U.S. spot Bitcoin ETFs suffer $630M outflow on May 13

U.S. spot Bitcoin ETFs recorded $630.4M in net outflows on May 13, the largest single-day withdrawal in over three months; IBIT, ARKB and FBTC led losses.

U.S. spot Bitcoin ETFs recorded $630.4 million in net outflows on May 13, the largest single-day withdrawal in more than three months. BlackRock’s IBIT accounted for $284.7 million of the losses, ARK Invest’s ARKB shed $177.1 million and Fidelity’s FBTC lost $133.2 million.

Data compiled by Farside Investors show Bitwise’s BITB posted $35.4 million in outflows, and the four funds together accounted for the day’s total redemptions. The outflow ended a five-week inflow streak that had brought roughly $3.8 billion in cumulative net inflows through the week ending May 6.

The May 13 result was the largest one-day outflow since Jan. 29, when funds saw $817.8 million in net withdrawals. Funds also recorded earlier outflows in May: $268.5 million on May 7 and $233.2 million on May 12.

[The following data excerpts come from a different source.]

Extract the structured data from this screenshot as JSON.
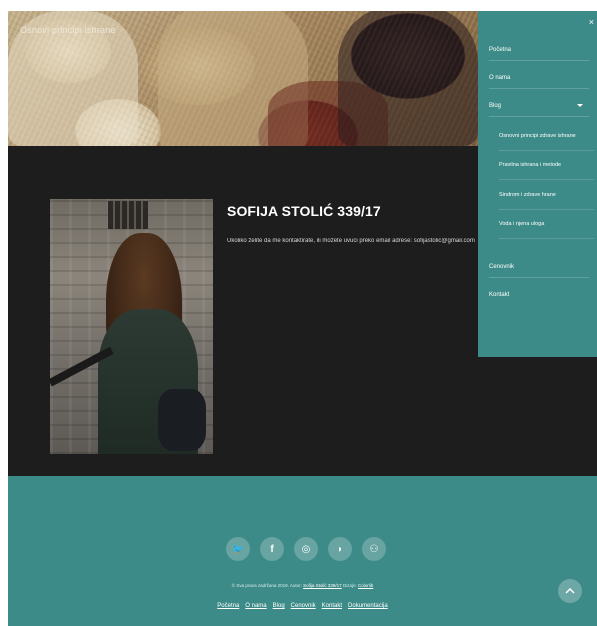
{
  "site": {
    "title": "Osnovi principi ishrane"
  },
  "student": {
    "name": "SOFIJA STOLIĆ 339/17",
    "text": "Ukoliko želite da me kontaktirate, ili možete uvući preko email adrese: sofijastolic@gmail.com"
  },
  "nav": {
    "close_glyph": "×",
    "items": [
      {
        "label": "Početna"
      },
      {
        "label": "O nama"
      },
      {
        "label": "Blog"
      },
      {
        "label": "Osnovni principi zdrave ishrane"
      },
      {
        "label": "Pravilna ishrana i metode"
      },
      {
        "label": "Sindrom i zdrave hrane"
      },
      {
        "label": "Voda i njena uloga"
      },
      {
        "label": "Cenovnik"
      },
      {
        "label": "Kontakt"
      }
    ]
  },
  "footer": {
    "social": [
      {
        "glyph": "🐦",
        "icon": "twitter-icon"
      },
      {
        "glyph": "f",
        "icon": "facebook-icon"
      },
      {
        "glyph": "◎",
        "icon": "instagram-icon"
      },
      {
        "glyph": "◗",
        "icon": "rss-icon"
      },
      {
        "glyph": "⚇",
        "icon": "sitemap-icon"
      }
    ],
    "copyright_text": "© Sva prava zadržana 2019. Autor:",
    "copyright_author": "Sofija Stolić 339/17",
    "copyright_suffix": "Dizajn:",
    "copyright_design": "Colorlib",
    "links": [
      "Početna",
      "O nama",
      "Blog",
      "Cenovnik",
      "Kontakt",
      "Dokumentacija"
    ]
  },
  "colors": {
    "teal": "#3d8b88",
    "dark": "#1d1d1d"
  }
}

Analysts linked the redemptions to higher-than-expected U.S. inflation data released in April. The consumer price index rose 3.8% year over year and the producer price index increased 6.0% year over year.

Illia Otychenko, lead analyst at CEX.IO, noted that the inflation prints altered market expectations for Federal Reserve policy and increased risk aversion among some investors. He pointed to rising deleveraging of long positions and an elevated put/call ratio in derivatives as signs of increased bearish positioning.

Bitcoin’s spot price moved lower during the period, trading around $79,540 and down about 1.6% over the prior 24 hours after briefly touching the low $82,000s the previous weekend.

Peter Chung, head of research at Presto Labs, cautioned against reading a single day’s flows as a structural change. He described the outflows as consolidation and profit-taking by some institutional holders following recent price gains.

Otychenko also highlighted potential drivers that could affect flows in coming weeks, including oil price moves and developments around the Strait of Hormuz, which he said could add inflationary pressure and market volatility.

U.S. spot Bitcoin ETFs have attracted substantial institutional attention since their approvals. Market participants and analysts say short-term fund flows can be volatile and are often driven by macroeconomic data and positioning rather than long-term allocation decisions.